🤖 AI Summary
To address the dual challenges of data silos and multi-source missing values in profit forecasting for small and medium-sized enterprises (SMEs), this paper proposes a joint modeling framework under vertical federated learning. We introduce Vertical Federated Expectation Maximization (VFEM), a novel algorithm that integrates the Expectation-Maximization (EM) method—robust to complex missing-data patterns—into the vertical federated setting, enabling cross-institutional collaboration without raw data sharing. We theoretically establish its linear convergence and develop an interpretable statistical inference framework. By unifying distributed optimization with missing-data imputation techniques, VFEM supports joint analysis of heterogeneous, incomplete, multi-party data. Experiments on synthetic and real-world datasets demonstrate significant improvements in prediction accuracy, effectively resolving both data isolation and missing-value challenges.
📝 Abstract
Small and medium-sized enterprises (SMEs) play a crucial role in driving economic growth. Monitoring their financial performance and discovering relevant covariates are essential for risk assessment, business planning, and policy formulation. This paper focuses on predicting profits for SMEs. Two major challenges are faced in this study: 1) SMEs data are stored across different institutions, and centralized analysis is restricted due to data security concerns; 2) data from various institutions contain different levels of missing values, resulting in a complex missingness issue.

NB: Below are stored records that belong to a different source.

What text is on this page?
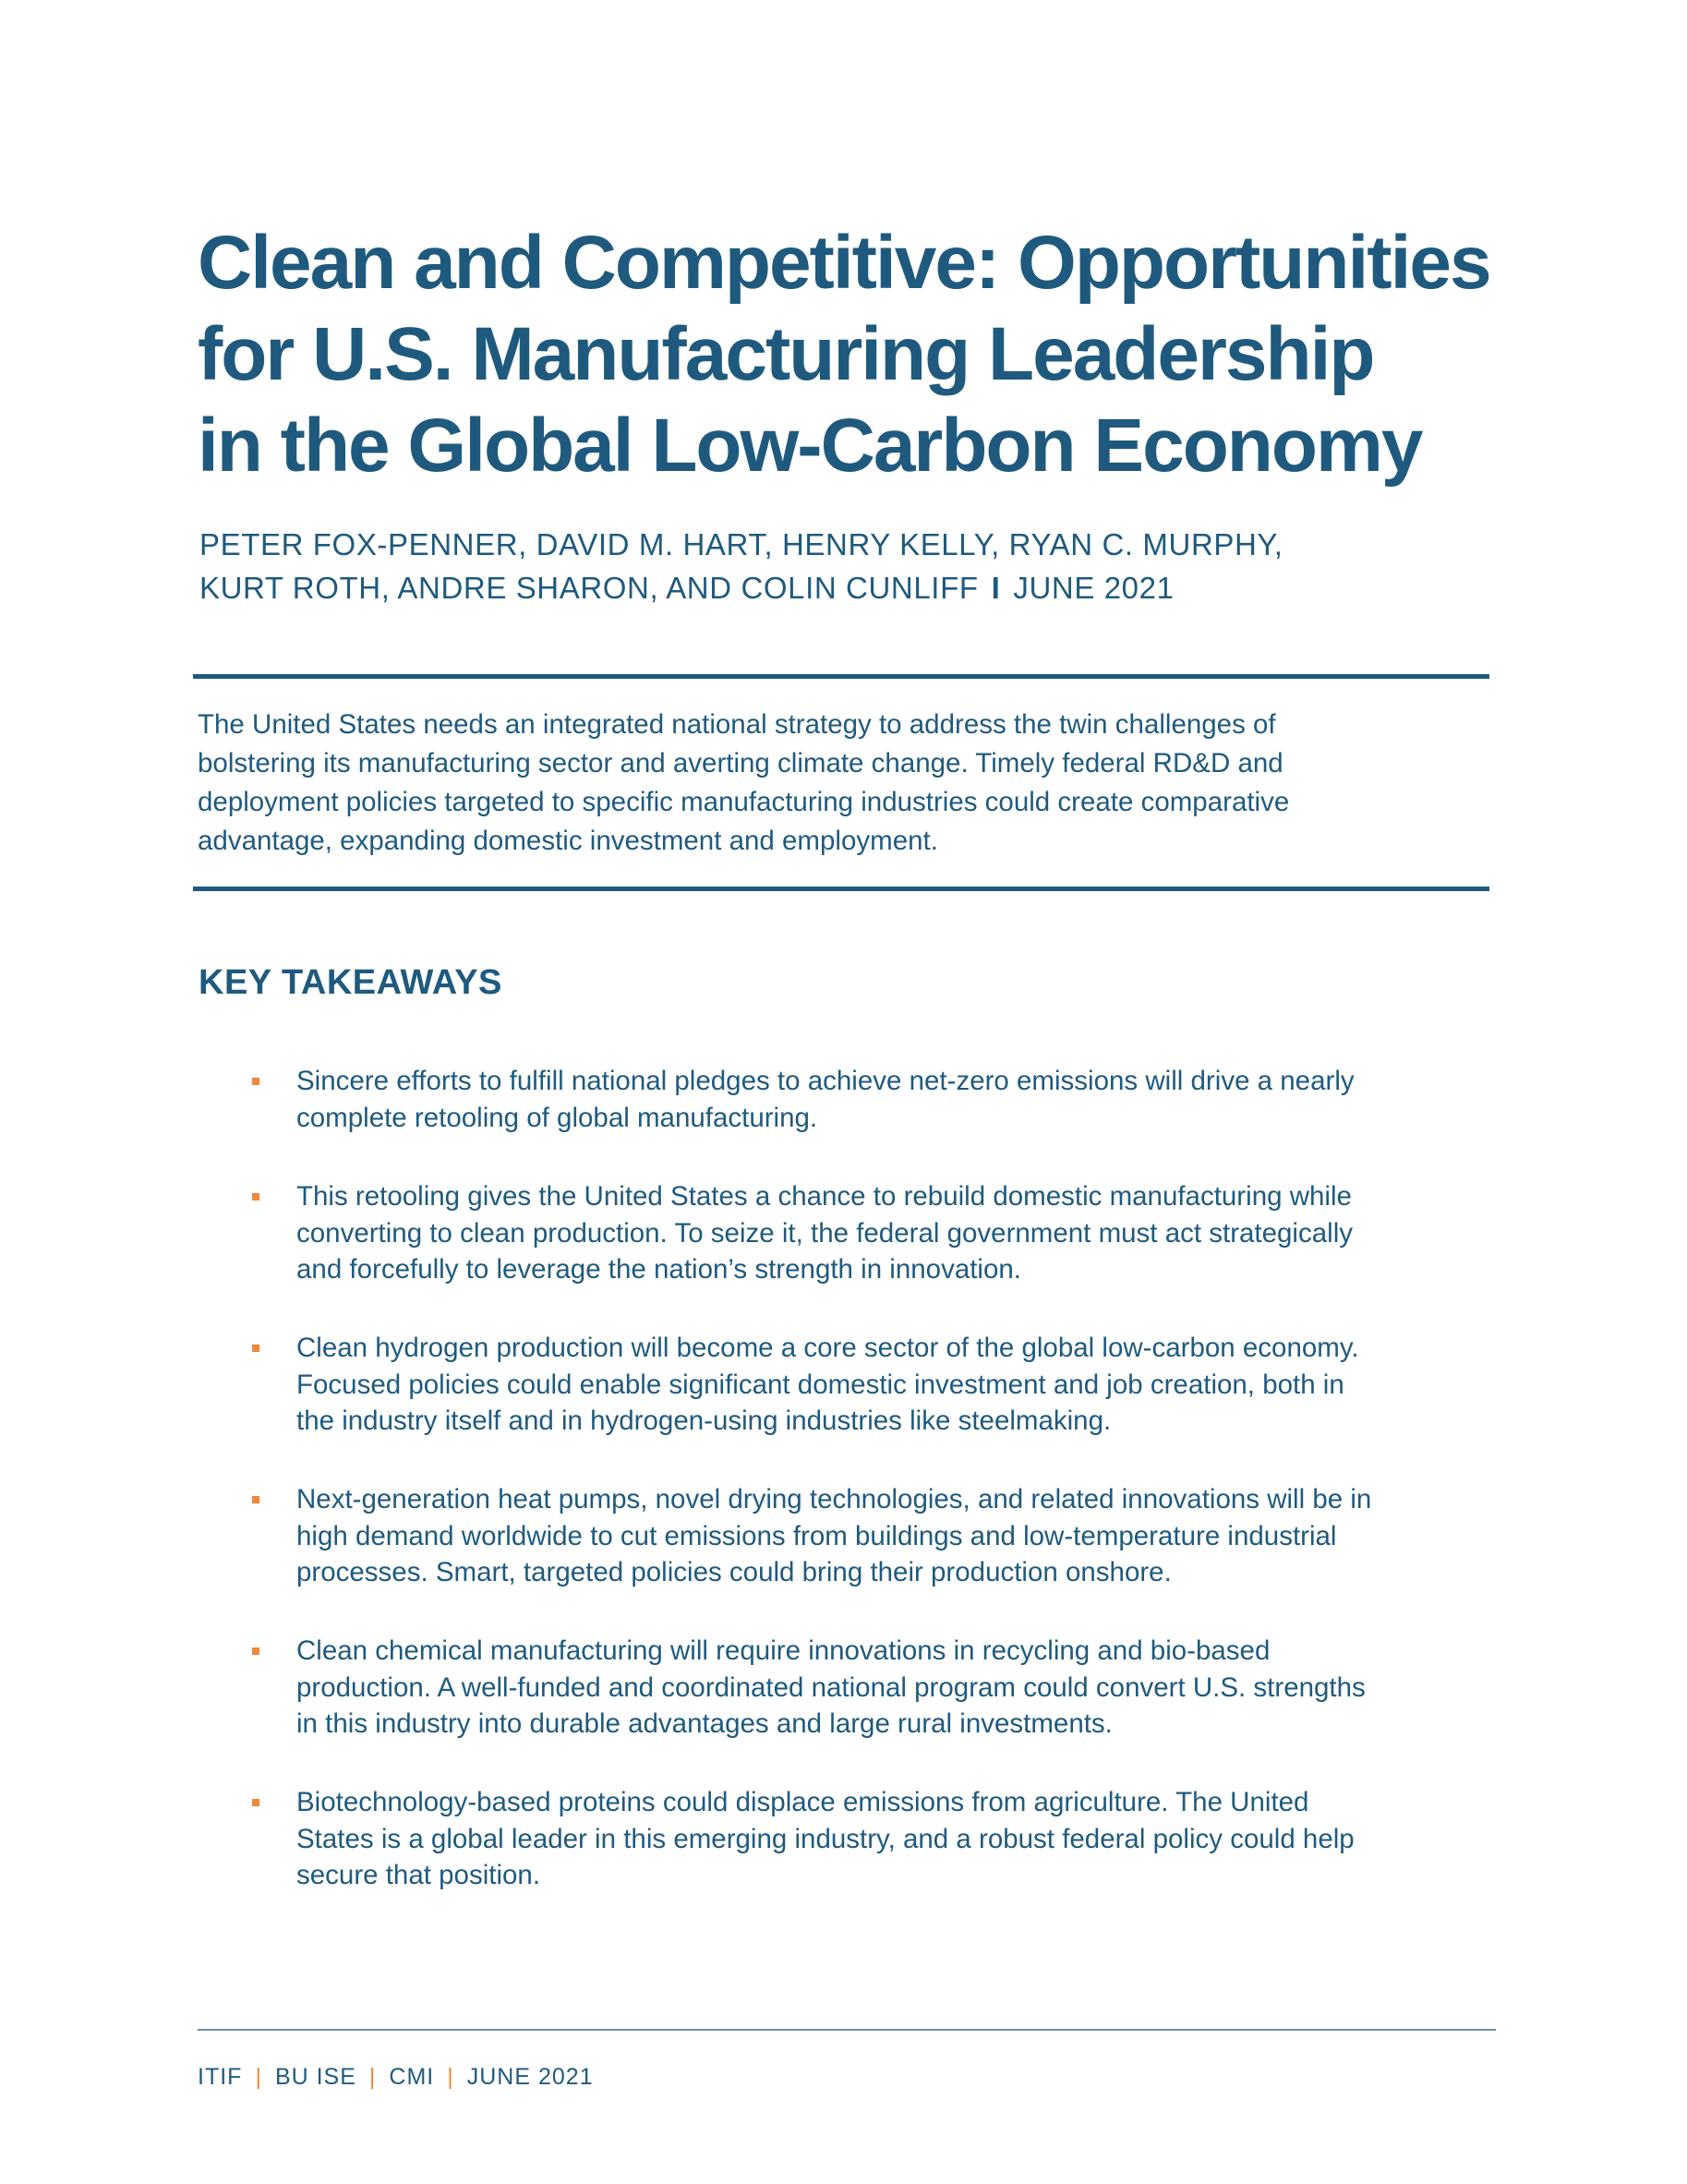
Clean and Competitive: Opportunities
for U.S. Manufacturing Leadership
in the Global Low-Carbon Economy
PETER FOX-PENNER, DAVID M. HART, HENRY KELLY, RYAN C. MURPHY,
KURT ROTH, ANDRE SHARON, AND COLIN CUNLIFF I JUNE 2021
The United States needs an integrated national strategy to address the twin challenges of
bolstering its manufacturing sector and averting climate change. Timely federal RD&D and
deployment policies targeted to specific manufacturing industries could create comparative
advantage, expanding domestic investment and employment.
KEY TAKEAWAYS
Sincere efforts to fulfill national pledges to achieve net-zero emissions will drive a nearly
complete retooling of global manufacturing.
This retooling gives the United States a chance to rebuild domestic manufacturing while
converting to clean production. To seize it, the federal government must act strategically
and forcefully to leverage the nation’s strength in innovation.
Clean hydrogen production will become a core sector of the global low-carbon economy.
Focused policies could enable significant domestic investment and job creation, both in
the industry itself and in hydrogen-using industries like steelmaking.
Next-generation heat pumps, novel drying technologies, and related innovations will be in
high demand worldwide to cut emissions from buildings and low-temperature industrial
processes. Smart, targeted policies could bring their production onshore.
Clean chemical manufacturing will require innovations in recycling and bio-based
production. A well-funded and coordinated national program could convert U.S. strengths
in this industry into durable advantages and large rural investments.
Biotechnology-based proteins could displace emissions from agriculture. The United
States is a global leader in this emerging industry, and a robust federal policy could help
secure that position.
ITIF | BU ISE | CMI | JUNE 2021
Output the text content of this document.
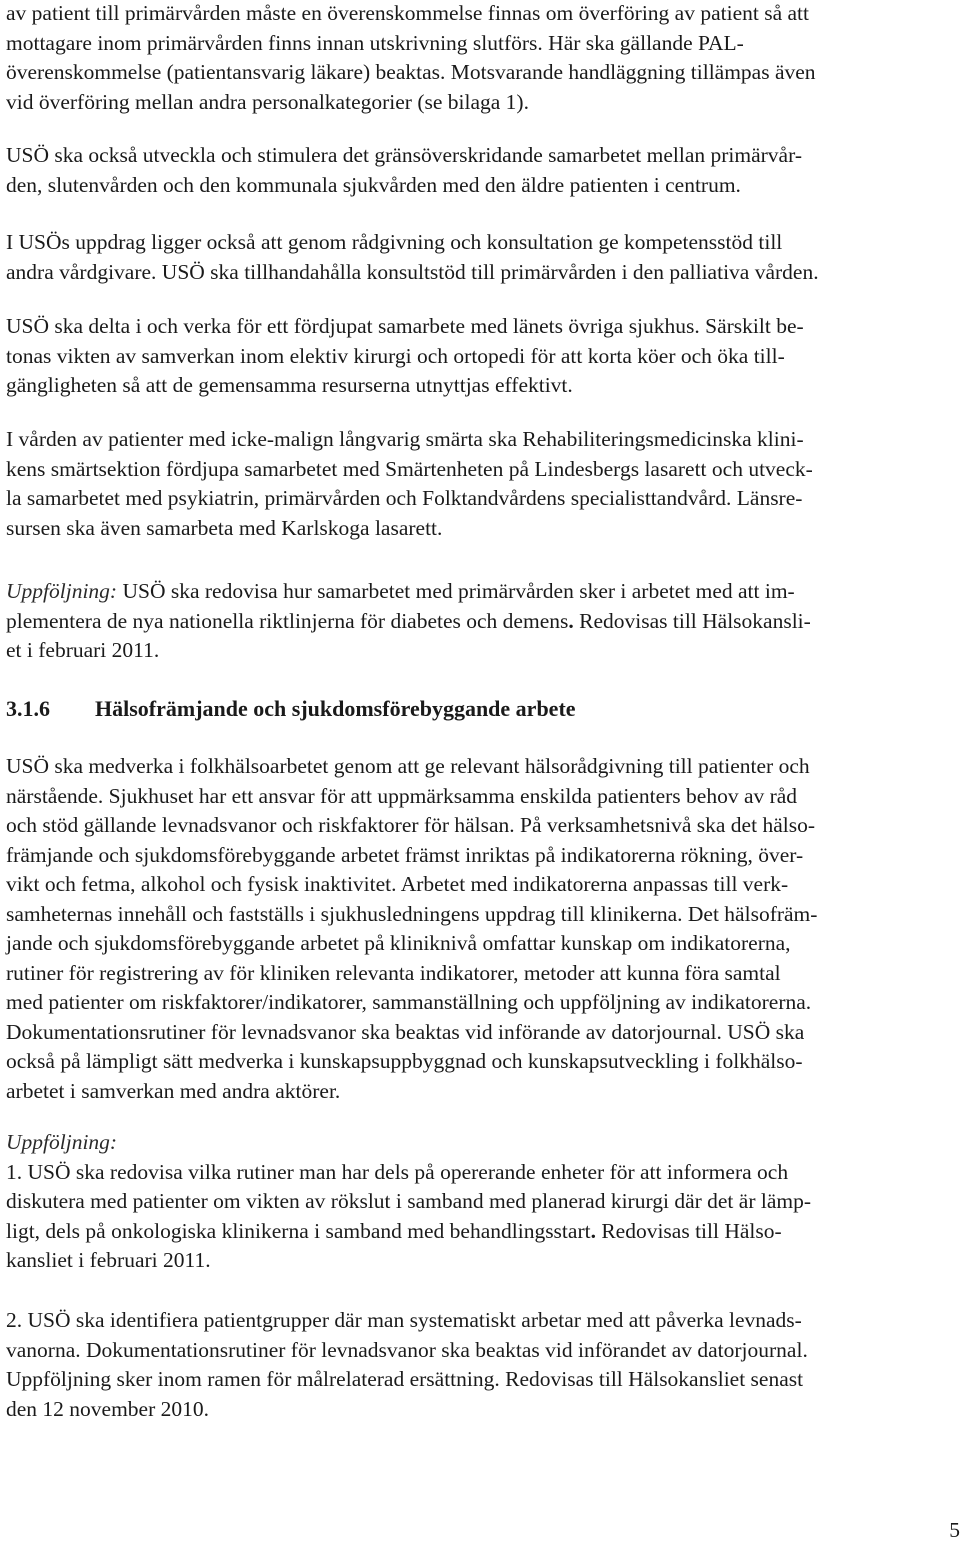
av patient till primärvården måste en överenskommelse finnas om överföring av patient så att
mottagare inom primärvården finns innan utskrivning slutförs. Här ska gällande PAL-
överenskommelse (patientansvarig läkare) beaktas. Motsvarande handläggning tillämpas även
vid överföring mellan andra personalkategorier (se bilaga 1).

USÖ ska också utveckla och stimulera det gränsöverskridande samarbetet mellan primärvår-
den, slutenvården och den kommunala sjukvården med den äldre patienten i centrum.

I USÖs uppdrag ligger också att genom rådgivning och konsultation ge kompetensstöd till
andra vårdgivare. USÖ ska tillhandahålla konsultstöd till primärvården i den palliativa vården.

USÖ ska delta i och verka för ett fördjupat samarbete med länets övriga sjukhus. Särskilt be-
tonas vikten av samverkan inom elektiv kirurgi och ortopedi för att korta köer och öka till-
gängligheten så att de gemensamma resurserna utnyttjas effektivt.

I vården av patienter med icke-malign långvarig smärta ska Rehabiliteringsmedicinska klini-
kens smärtsektion fördjupa samarbetet med Smärtenheten på Lindesbergs lasarett och utveck-
la samarbetet med psykiatrin, primärvården och Folktandvårdens specialisttandvård. Länsre-
sursen ska även samarbeta med Karlskoga lasarett.

Uppföljning: USÖ ska redovisa hur samarbetet med primärvården sker i arbetet med att im-
plementera de nya nationella riktlinjerna för diabetes och demens. Redovisas till Hälsokansli-
et i februari 2011.

3.1.6 Hälsofrämjande och sjukdomsförebyggande arbete

USÖ ska medverka i folkhälsoarbetet genom att ge relevant hälsorådgivning till patienter och
närstående. Sjukhuset har ett ansvar för att uppmärksamma enskilda patienters behov av råd
och stöd gällande levnadsvanor och riskfaktorer för hälsan. På verksamhetsnivå ska det hälso-
främjande och sjukdomsförebyggande arbetet främst inriktas på indikatorerna rökning, över-
vikt och fetma, alkohol och fysisk inaktivitet. Arbetet med indikatorerna anpassas till verk-
samheternas innehåll och fastställs i sjukhusledningens uppdrag till klinikerna. Det hälsofräm-
jande och sjukdomsförebyggande arbetet på kliniknivå omfattar kunskap om indikatorerna,
rutiner för registrering av för kliniken relevanta indikatorer, metoder att kunna föra samtal
med patienter om riskfaktorer/indikatorer, sammanställning och uppföljning av indikatorerna.
Dokumentationsrutiner för levnadsvanor ska beaktas vid införande av datorjournal. USÖ ska
också på lämpligt sätt medverka i kunskapsuppbyggnad och kunskapsutveckling i folkhälso-
arbetet i samverkan med andra aktörer.

Uppföljning:
1. USÖ ska redovisa vilka rutiner man har dels på opererande enheter för att informera och
diskutera med patienter om vikten av rökslut i samband med planerad kirurgi där det är lämp-
ligt, dels på onkologiska klinikerna i samband med behandlingsstart. Redovisas till Hälso-
kansliet i februari 2011.

2. USÖ ska identifiera patientgrupper där man systematiskt arbetar med att påverka levnads-
vanorna. Dokumentationsrutiner för levnadsvanor ska beaktas vid införandet av datorjournal.
Uppföljning sker inom ramen för målrelaterad ersättning. Redovisas till Hälsokansliet senast
den 12 november 2010.

5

To tackle these issues, we introduce an innovative approach named Vertical Federated Expectation Maximization (VFEM), designed for federated learning under a missing data scenario. We embed a new EM algorithm into VFEM to address complex missing patterns when full dataset access is unfeasible. Furthermore, we establish the linear convergence rate for the VFEM and establish a statistical inference framework, enabling covariates to influence assessment and enhancing model interpretability. Extensive simulation studies are conducted to validate its finite sample performance. Finally, we thoroughly investigate a real-life profit prediction problem for SMEs using VFEM. Our findings demonstrate that VFEM provides a promising solution for addressing data isolation and missing values, ultimately improving the understanding of SMEs' financial performance.